GBB continues to strive to effectively fulfill the mandate given to it by the government, in its wisdom, despite challenges, setbacks and some misconceptions about its limitations by the public.
Over the past two or three years, one area where the organization, under the leadership of Professor Abubakar, has striven to make a positive impression on the minds of its customers and stakeholders is how, through its management, unnecessary excesses have been eliminated, processes improved and a much more engaging internal organizational structure put in place to ensure that the operations of the organization are well felt by its customers.
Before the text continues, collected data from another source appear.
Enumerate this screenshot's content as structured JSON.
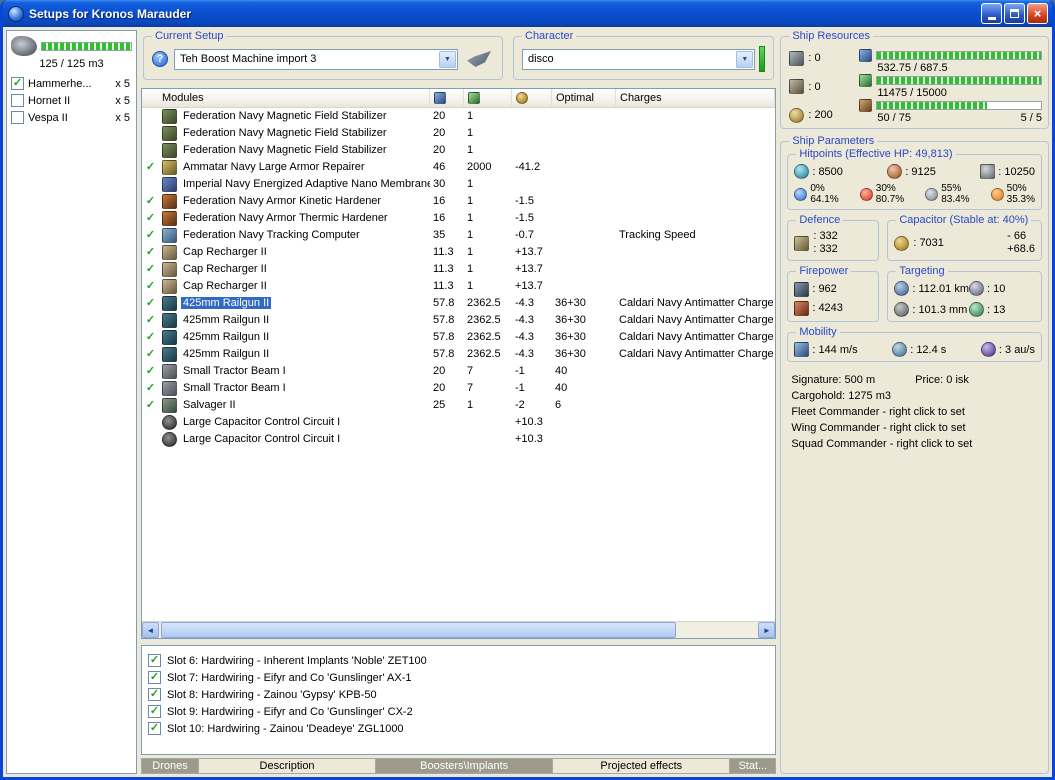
{
  "window": {
    "title": "Setups for Kronos Marauder"
  },
  "drone_bay": {
    "capacity": "125 / 125 m3",
    "items": [
      {
        "label": "Hammerhe...",
        "qty": "x 5",
        "checked": true
      },
      {
        "label": "Hornet II",
        "qty": "x 5",
        "checked": false
      },
      {
        "label": "Vespa II",
        "qty": "x 5",
        "checked": false
      }
    ]
  },
  "current_setup": {
    "label": "Current Setup",
    "value": "Teh Boost Machine import 3"
  },
  "character": {
    "label": "Character",
    "value": "disco"
  },
  "ship_resources": {
    "label": "Ship Resources",
    "hardpoints": [
      {
        "icon": "turret-hardpoint",
        "value": ": 0"
      },
      {
        "icon": "launcher-hardpoint",
        "value": ": 0"
      },
      {
        "icon": "calibration",
        "value": ": 200"
      }
    ],
    "bars": [
      {
        "icon": "cpu",
        "fill": 100,
        "text": "532.75 / 687.5",
        "extra": ""
      },
      {
        "icon": "powergrid",
        "fill": 100,
        "text": "11475 / 15000",
        "extra": ""
      },
      {
        "icon": "upgrade",
        "fill": 67,
        "text": "50 / 75",
        "extra": "5 / 5"
      }
    ]
  },
  "modules": {
    "title": "Modules",
    "optimal_header": "Optimal",
    "charges_header": "Charges",
    "rows": [
      {
        "check": false,
        "selected": false,
        "icon": "magstab",
        "name": "Federation Navy Magnetic Field Stabilizer",
        "cpu": "20",
        "pg": "1",
        "cap": "",
        "optimal": "",
        "charges": ""
      },
      {
        "check": false,
        "selected": false,
        "icon": "magstab",
        "name": "Federation Navy Magnetic Field Stabilizer",
        "cpu": "20",
        "pg": "1",
        "cap": "",
        "optimal": "",
        "charges": ""
      },
      {
        "check": false,
        "selected": false,
        "icon": "magstab",
        "name": "Federation Navy Magnetic Field Stabilizer",
        "cpu": "20",
        "pg": "1",
        "cap": "",
        "optimal": "",
        "charges": ""
      },
      {
        "check": true,
        "selected": false,
        "icon": "armor-repairer",
        "name": "Ammatar Navy Large Armor Repairer",
        "cpu": "46",
        "pg": "2000",
        "cap": "-41.2",
        "optimal": "",
        "charges": ""
      },
      {
        "check": false,
        "selected": false,
        "icon": "membrane",
        "name": "Imperial Navy Energized Adaptive Nano Membrane",
        "cpu": "30",
        "pg": "1",
        "cap": "",
        "optimal": "",
        "charges": ""
      },
      {
        "check": true,
        "selected": false,
        "icon": "armor-hardener",
        "name": "Federation Navy Armor Kinetic Hardener",
        "cpu": "16",
        "pg": "1",
        "cap": "-1.5",
        "optimal": "",
        "charges": ""
      },
      {
        "check": true,
        "selected": false,
        "icon": "armor-hardener",
        "name": "Federation Navy Armor Thermic Hardener",
        "cpu": "16",
        "pg": "1",
        "cap": "-1.5",
        "optimal": "",
        "charges": ""
      },
      {
        "check": true,
        "selected": false,
        "icon": "tracking-computer",
        "name": "Federation Navy Tracking Computer",
        "cpu": "35",
        "pg": "1",
        "cap": "-0.7",
        "optimal": "",
        "charges": "Tracking Speed"
      },
      {
        "check": true,
        "selected": false,
        "icon": "cap-recharger",
        "name": "Cap Recharger II",
        "cpu": "11.3",
        "pg": "1",
        "cap": "+13.7",
        "optimal": "",
        "charges": ""
      },
      {
        "check": true,
        "selected": false,
        "icon": "cap-recharger",
        "name": "Cap Recharger II",
        "cpu": "11.3",
        "pg": "1",
        "cap": "+13.7",
        "optimal": "",
        "charges": ""
      },
      {
        "check": true,
        "selected": false,
        "icon": "cap-recharger",
        "name": "Cap Recharger II",
        "cpu": "11.3",
        "pg": "1",
        "cap": "+13.7",
        "optimal": "",
        "charges": ""
      },
      {
        "check": true,
        "selected": true,
        "icon": "railgun",
        "name": "425mm Railgun II",
        "cpu": "57.8",
        "pg": "2362.5",
        "cap": "-4.3",
        "optimal": "36+30",
        "charges": "Caldari Navy Antimatter Charge L"
      },
      {
        "check": true,
        "selected": false,
        "icon": "railgun",
        "name": "425mm Railgun II",
        "cpu": "57.8",
        "pg": "2362.5",
        "cap": "-4.3",
        "optimal": "36+30",
        "charges": "Caldari Navy Antimatter Charge L"
      },
      {
        "check": true,
        "selected": false,
        "icon": "railgun",
        "name": "425mm Railgun II",
        "cpu": "57.8",
        "pg": "2362.5",
        "cap": "-4.3",
        "optimal": "36+30",
        "charges": "Caldari Navy Antimatter Charge L"
      },
      {
        "check": true,
        "selected": false,
        "icon": "railgun",
        "name": "425mm Railgun II",
        "cpu": "57.8",
        "pg": "2362.5",
        "cap": "-4.3",
        "optimal": "36+30",
        "charges": "Caldari Navy Antimatter Charge L"
      },
      {
        "check": true,
        "selected": false,
        "icon": "tractor-beam",
        "name": "Small Tractor Beam I",
        "cpu": "20",
        "pg": "7",
        "cap": "-1",
        "optimal": "40",
        "charges": ""
      },
      {
        "check": true,
        "selected": false,
        "icon": "tractor-beam",
        "name": "Small Tractor Beam I",
        "cpu": "20",
        "pg": "7",
        "cap": "-1",
        "optimal": "40",
        "charges": ""
      },
      {
        "check": true,
        "selected": false,
        "icon": "salvager",
        "name": "Salvager II",
        "cpu": "25",
        "pg": "1",
        "cap": "-2",
        "optimal": "6",
        "charges": ""
      },
      {
        "check": false,
        "selected": false,
        "icon": "rig",
        "name": "Large Capacitor Control Circuit I",
        "cpu": "",
        "pg": "",
        "cap": "+10.3",
        "optimal": "",
        "charges": ""
      },
      {
        "check": false,
        "selected": false,
        "icon": "rig",
        "name": "Large Capacitor Control Circuit I",
        "cpu": "",
        "pg": "",
        "cap": "+10.3",
        "optimal": "",
        "charges": ""
      }
    ]
  },
  "implants": {
    "items": [
      {
        "checked": true,
        "label": "Slot 6: Hardwiring - Inherent Implants 'Noble' ZET100"
      },
      {
        "checked": true,
        "label": "Slot 7: Hardwiring - Eifyr and Co 'Gunslinger' AX-1"
      },
      {
        "checked": true,
        "label": "Slot 8: Hardwiring - Zainou 'Gypsy' KPB-50"
      },
      {
        "checked": true,
        "label": "Slot 9: Hardwiring - Eifyr and Co 'Gunslinger' CX-2"
      },
      {
        "checked": true,
        "label": "Slot 10: Hardwiring - Zainou 'Deadeye' ZGL1000"
      }
    ]
  },
  "tabs": [
    {
      "label": "Drones",
      "active": true
    },
    {
      "label": "Description",
      "active": false
    },
    {
      "label": "Boosters\\Implants",
      "active": true
    },
    {
      "label": "Projected effects",
      "active": false
    },
    {
      "label": "Stat...",
      "active": true
    }
  ],
  "ship_parameters": {
    "label": "Ship Parameters",
    "hitpoints": {
      "label": "Hitpoints (Effective HP: 49,813)",
      "shield": ": 8500",
      "armor": ": 9125",
      "structure": ": 10250",
      "resists": [
        {
          "icon": "em-resist",
          "shield": "0%",
          "armor": "64.1%"
        },
        {
          "icon": "thermal-resist",
          "shield": "30%",
          "armor": "80.7%"
        },
        {
          "icon": "kinetic-resist",
          "shield": "55%",
          "armor": "83.4%"
        },
        {
          "icon": "explosive-resist",
          "shield": "50%",
          "armor": "35.3%"
        }
      ]
    },
    "defence": {
      "label": "Defence",
      "shield_value": ": 332",
      "armor_value": ": 332"
    },
    "capacitor": {
      "label": "Capacitor (Stable at: 40%)",
      "amount": ": 7031",
      "usage": "- 66",
      "peak": "+68.6"
    },
    "firepower": {
      "label": "Firepower",
      "dps": ": 962",
      "volley": ": 4243"
    },
    "targeting": {
      "label": "Targeting",
      "range": ": 112.01 km",
      "locked_targets": ": 10",
      "scan_resolution": ": 101.3 mm",
      "sensor_strength": ": 13"
    },
    "mobility": {
      "label": "Mobility",
      "max_velocity": ": 144 m/s",
      "align_time": ": 12.4 s",
      "warp_speed": ": 3 au/s"
    },
    "info": {
      "signature": "Signature: 500 m",
      "price": "Price: 0 isk",
      "cargohold": "Cargohold: 1275 m3",
      "fleet_commander": "Fleet Commander - right click to set",
      "wing_commander": "Wing Commander - right click to set",
      "squad_commander": "Squad Commander - right click to set"
    }
  }
}
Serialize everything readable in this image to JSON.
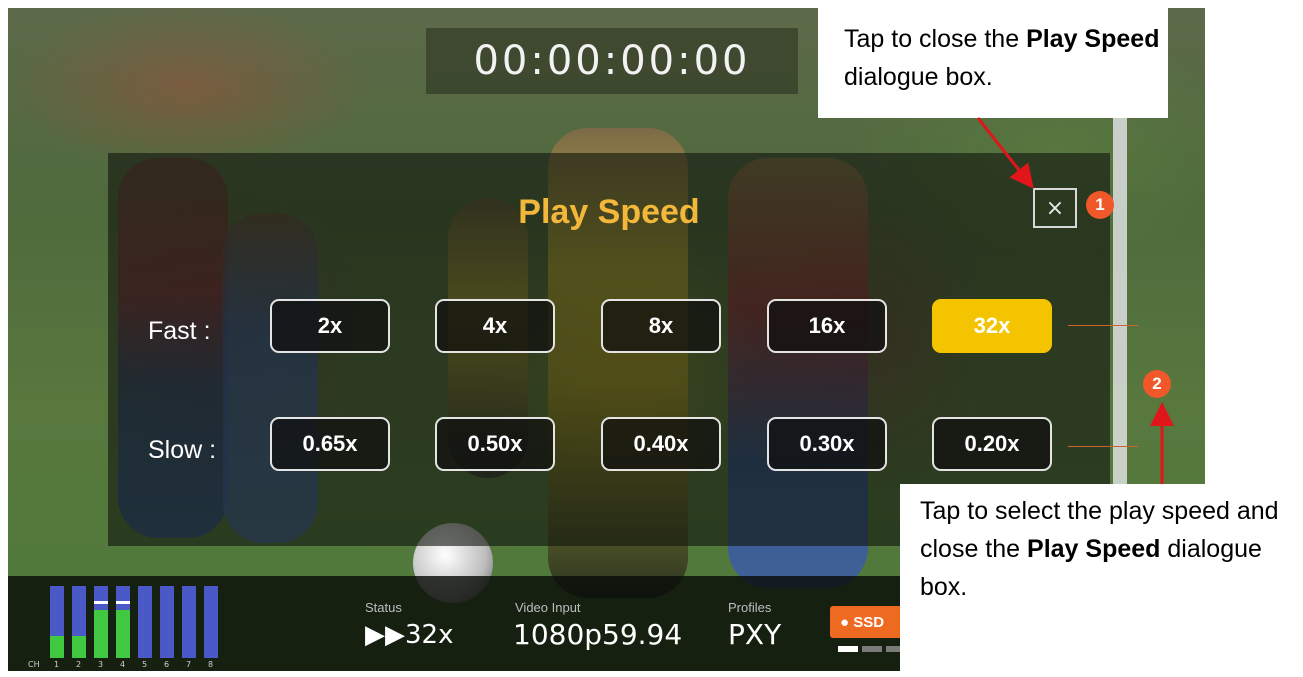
{
  "timecode": "00:00:00:00",
  "dialog": {
    "title": "Play Speed",
    "close_glyph": "×",
    "fast_label": "Fast :",
    "slow_label": "Slow :",
    "fast_options": [
      "2x",
      "4x",
      "8x",
      "16x",
      "32x"
    ],
    "slow_options": [
      "0.65x",
      "0.50x",
      "0.40x",
      "0.30x",
      "0.20x"
    ],
    "selected_option": "32x",
    "selected_color": "#f5c400"
  },
  "badges": {
    "close": "1",
    "speed": "2"
  },
  "status_bar": {
    "status_label": "Status",
    "status_value": "▶▶32x",
    "video_input_label": "Video Input",
    "video_input_value": "1080p59.94",
    "profiles_label": "Profiles",
    "profiles_value": "PXY",
    "ssd_label": "● SSD",
    "audio_channel_labels": [
      "CH",
      "1",
      "2",
      "3",
      "4",
      "5",
      "6",
      "7",
      "8"
    ]
  },
  "annotations": {
    "close_note_prefix": "Tap to close the ",
    "close_note_bold": "Play Speed",
    "close_note_suffix": " dialogue box.",
    "select_note_prefix": "Tap to select the play speed and close the ",
    "select_note_bold": "Play Speed",
    "select_note_suffix": " dialogue box."
  },
  "colors": {
    "accent_title": "#f3b73c",
    "badge": "#f0582a",
    "arrow": "#e0161a"
  }
}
Now, due to Galaxy Backbone’s role in IT operations and services to MDAs, it is often easy to attribute all of the challenges faced by organizations to Galaxy Backbone. But the reality is that public sector organizations are not obliged to use the services of GBB, but rather advised to take the services of GBB in order to maintain a high level of professionalism and efficiency, which in a very to a large extent, helps to maintain “the spirit of a government”. Thus, as the main objective of GBB is to provide and ensure that the platform is always operational. It is important to note that it does not handle all (front-end) operations of all MDAs Some IT operations are handled by some MDAs because that is what they requested, while others are handled directly by GBB (from the back-end). end, mostly) However, because GBB is committed to ensuring that all government digital operations are running efficiently, it does not shy away from doing all it can to support MDAs when called upon and it does. is produced many times and at any time, and as solution providers, GBB came to solve IT problems at government sites.
As the nation and the world continue to embrace the digital economy and hybrid working, the enormous importance of digital infrastructure will become clearer and both public and private sector organizations will continue to realize the enormous importance and role GBB in the development of the nation.
It is important to remember that at the height of the COVID-19 pandemic, when it seemed like all government operations were on hold, GBB played an important role in ensuring that the government continued to function smoothly. adequate and effective.
From the talents gathered at the GBB from the head to the various technical and even administrative teams, it is safe to hope that GBB is poised to lead Nigeria to become one of the most progressive digital economies in Africa. Even Lee Kuan Yew will agree with this.